Infographic: One billion prescription items dispensed in 2015

The number of prescription items dispensed in the community in England increased to more than one billion in 2015, data published by the Health and Social Care Information Centre (HSCIC) shows.

According to the report, the 1083.6 million prescription items dispensed in 2015 represent an increase of 1.8% on the number dispensed in 2014 and an increase of 50.4% (363.4 million) on those dispensed in 2005.

The net ingredient cost (NIC) of prescribing rose to £9266.6 million in 2015, an increase of 4.7% and 16.8% on the cost in 2014 and 2005, respectively.

Prescribing by therapeutic area

Drugs used in hypertension/heart failure accounted for the greatest number of prescriptions dispensed in 2015 (70.8 million), whilst antidepressants and antisecretory drugs/mucosal protectants showed the greatest increases in the volume of prescribing from 2014 to 2015 (increases of 6.8% and 5.3%, respectively).

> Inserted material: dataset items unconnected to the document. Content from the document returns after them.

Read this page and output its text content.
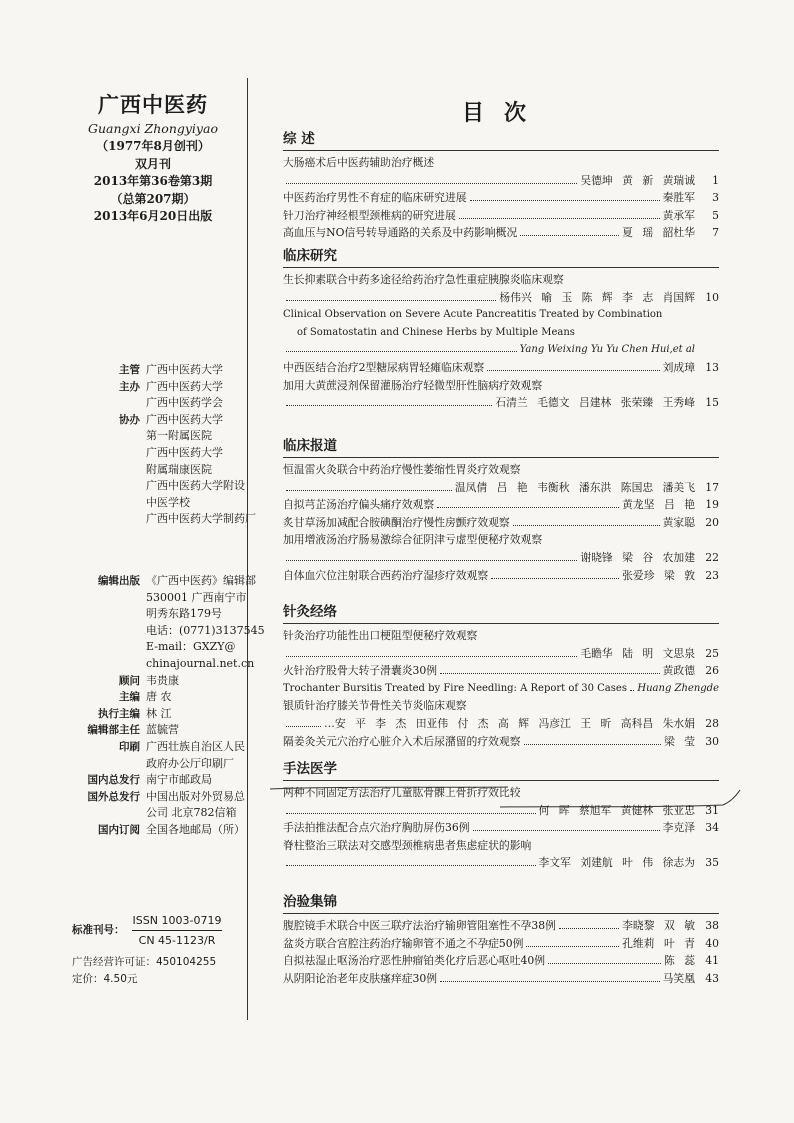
广西中医药
Guangxi Zhongyiyao
（1977年8月创刊）
双月刊
2013年第36卷第3期
（总第207期）
2013年6月20日出版
主管 广西中医药大学
主办 广西中医药大学
广西中医药学会
协办 广西中医药大学
第一附属医院
广西中医药大学
附属瑞康医院
广西中医药大学附设
中医学校
广西中医药大学制药厂
编辑出版 《广西中医药》编辑部
530001 广西南宁市
明秀东路179号
电话：(0771)3137545
E-mail：GXZY@
chinajournal.net.cn
顾问 韦贵康
主编 唐 农
执行主编 林 江
编辑部主任 蓝毓营
印刷 广西壮族自治区人民
政府办公厅印刷厂
国内总发行 南宁市邮政局
国外总发行 中国出版对外贸易总
公司 北京782信箱
国内订阅 全国各地邮局（所）
标准刊号：
ISSN 1003-0719
CN 45-1123/R
广告经营许可证：450104255
定价：4.50元
目次
综 述
大肠癌术后中医药辅助治疗概述
吴德坤 黄 新 黄瑞诚	1
中医药治疗男性不育症的临床研究进展	秦胜军	3
针刀治疗神经根型颈椎病的研究进展	黄承军	5
高血压与NO信号转导通路的关系及中药影响概况	夏 瑶 韶杜华	7
临床研究
生长抑素联合中药多途径给药治疗急性重症胰腺炎临床观察
杨伟兴 喻 玉 陈 辉 李 志 肖国辉 10
Clinical Observation on Severe Acute Pancreatitis Treated by Combination
of Somatostatin and Chinese Herbs by Multiple Means
Yang Weixing Yu Yu Chen Hui,et al
中西医结合治疗2型糖尿病胃轻瘫临床观察	刘成璋 13
加用大黄蔗浸剂保留灌肠治疗轻微型肝性脑病疗效观察
石清兰 毛德文 吕建林 张荣臻 王秀峰 15
临床报道
恒温雷火灸联合中药治疗慢性萎缩性胃炎疗效观察
温凤倩 吕 艳 韦衡秋 潘东洪 陈国忠 潘美飞 17
自拟芎芷汤治疗偏头痛疗效观察	黄龙坚 吕 艳 19
炙甘草汤加减配合胺碘酮治疗慢性房颤疗效观察	黄家聪 20
加用增液汤治疗肠易激综合征阴津亏虚型便秘疗效观察
谢晓锋 梁 谷 农加建 22
自体血穴位注射联合西药治疗湿疹疗效观察	张爱珍 梁 敦 23
针灸经络
针灸治疗功能性出口梗阻型便秘疗效观察
毛瞻华 陆 明 文思泉 25
火针治疗股骨大转子滑囊炎30例	黄政德 26
Trochanter Bursitis Treated by Fire Needling: A Report of 30 Cases Huang Zhengde
银质针治疗膝关节骨性关节炎临床观察
…安 平 李 杰 田亚伟 付 杰 高 辉 冯彦江 王 昕 高科昌 朱水娟 28
隔姜灸关元穴治疗心脏介入术后尿潴留的疗效观察	梁 莹 30
手法医学
两种不同固定方法治疗儿童肱骨髁上骨折疗效比较
何 晖 蔡旭军 黄健林 张亚忠 31
手法拍推法配合点穴治疗胸肋屏伤36例	李克泽 34
脊柱整治三联法对交感型颈椎病患者焦虑症状的影响
李文军 刘建航 叶 伟 徐志为 35
治验集锦
腹腔镜手术联合中医三联疗法治疗输卵管阻塞性不孕38例	李晓黎 双 敏 38
盆炎方联合宫腔注药治疗输卵管不通之不孕症50例	孔维莉 叶 青 40
自拟祛湿止呕汤治疗恶性肿瘤铂类化疗后恶心呕吐40例	陈 蕊 41
从阴阳论治老年皮肤瘙痒症30例	马笑凰 43
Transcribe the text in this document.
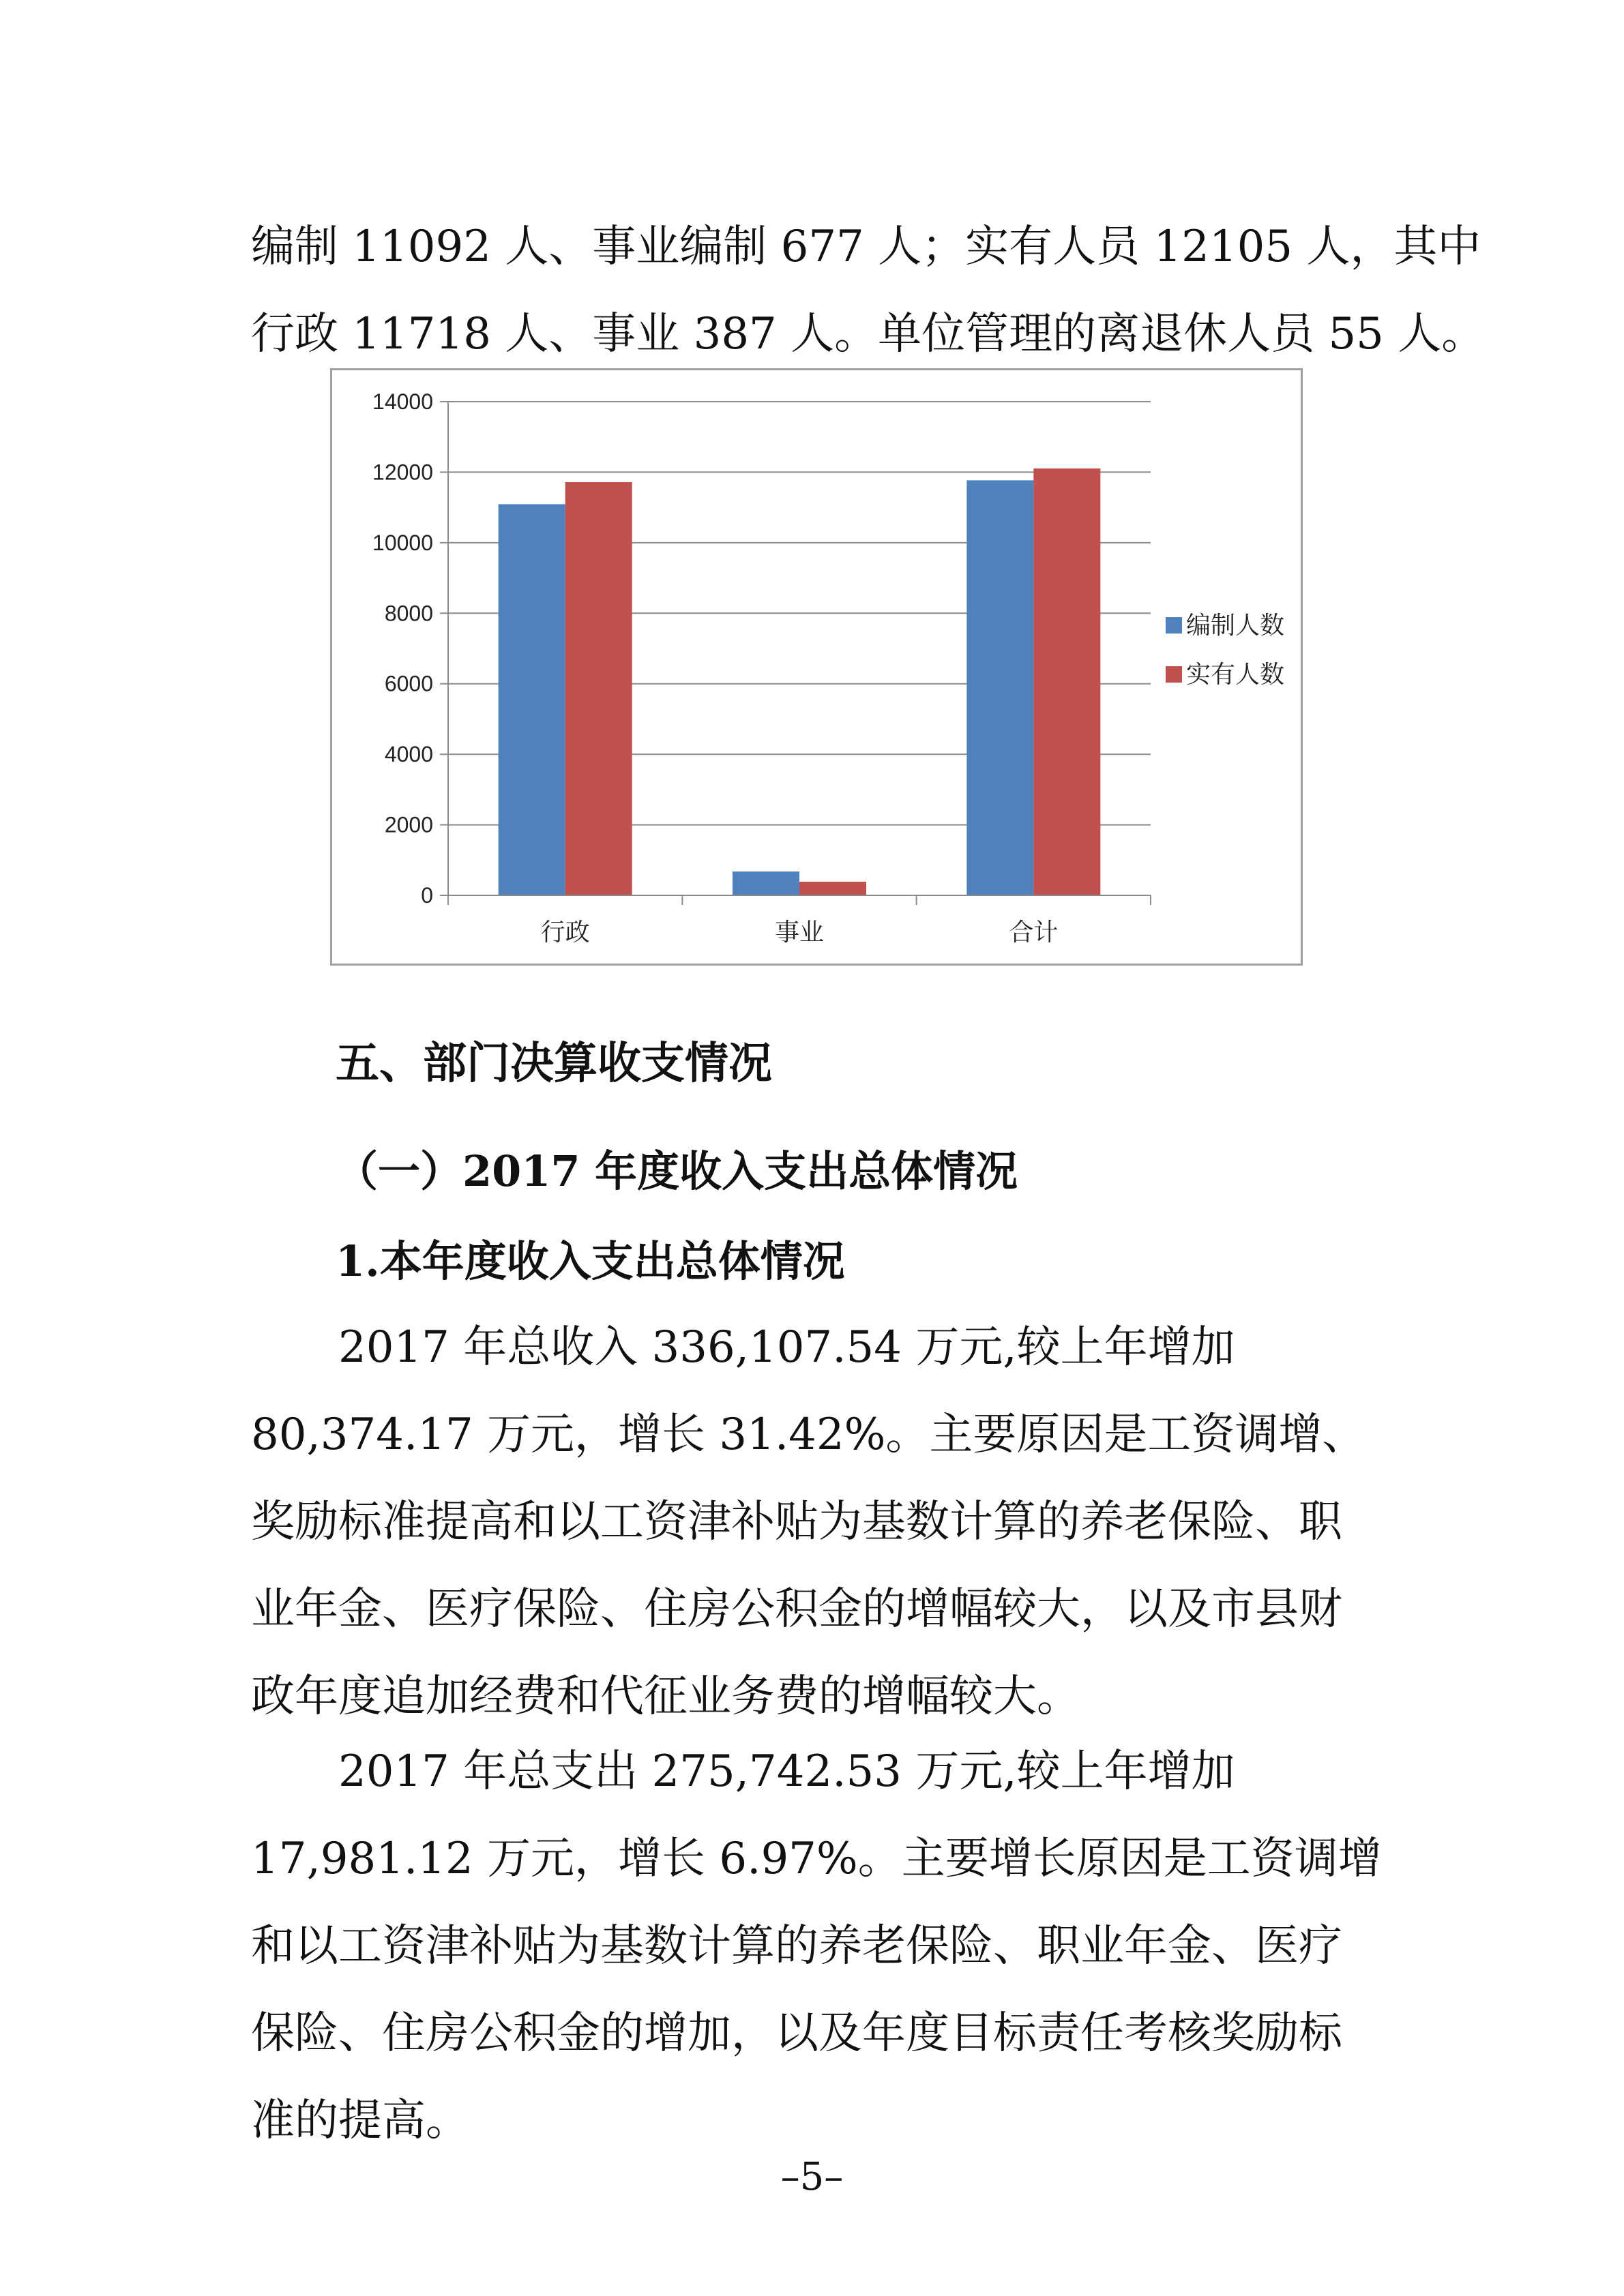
编制 11092 人、事业编制 677 人；实有人员 12105 人，其中

行政 11718 人、事业 387 人。单位管理的离退休人员 55 人。

0
2000
4000
6000
8000
10000
12000
14000
行政	事业	合计
编制人数
实有人数

五、部门决算收支情况

（一）2017 年度收入支出总体情况

1.本年度收入支出总体情况

2017 年总收入 336,107.54 万元,较上年增加 80,374.17 万元，增长 31.42%。主要原因是工资调增、奖励标准提高和以工资津补贴为基数计算的养老保险、职业年金、医疗保险、住房公积金的增幅较大，以及市县财政年度追加经费和代征业务费的增幅较大。

2017 年总支出 275,742.53 万元,较上年增加 17,981.12 万元，增长 6.97%。主要增长原因是工资调增和以工资津补贴为基数计算的养老保险、职业年金、医疗保险、住房公积金的增加，以及年度目标责任考核奖励标准的提高。

–5–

Nine of the top ten therapy areas for items dispensed in 2005 remained in the top ten for 2015, including analgesia, hypertension/heart failure and bacterial infections.

Diabetes remained the therapeutic area responsible for the largest share of NIC for the ninth year running, at £936.7 million (an increase of 10.3% from 2014). Other therapeutic areas that showed large increases in prescribing costs between 2014 and 2015 included anticoagulants and antiepileptics, where NIC increased by 60.3% and 7.8%, respectively.

Prescribing by drug

Of the top ten drugs in terms of number of items dispensed in 2005, six were still in the top ten for 2015: atorvastatin, simvastatin, aspirin, salbutamol, levothyroxine and paracetamol. Simvastatin was the most dispensed drug in 2015 (34.4 million prescription items), followed by omeprazole (30.1 million items) and levothyroxine (29.7 million items).

Fluticasone propionate inhalers had the highest NIC in 2015 (£376.0 million), rising from second highest in 2005. Atorvastatin, which was responsible for the largest share of NIC in 2005, has now dropped to the 29th costliest drug following the introduction of cheaper generic versions. Enteral nutrition was ranked in eighth position for NIC in 2005 and has now risen to third costliest medicine, with an NIC of £266.7 million in 2015.

Overall, 89.7% of prescription items were dispensed free of charge, with 60.4% of all prescription items dispensed free of charge to patients claiming age exemption (aged 60 and over).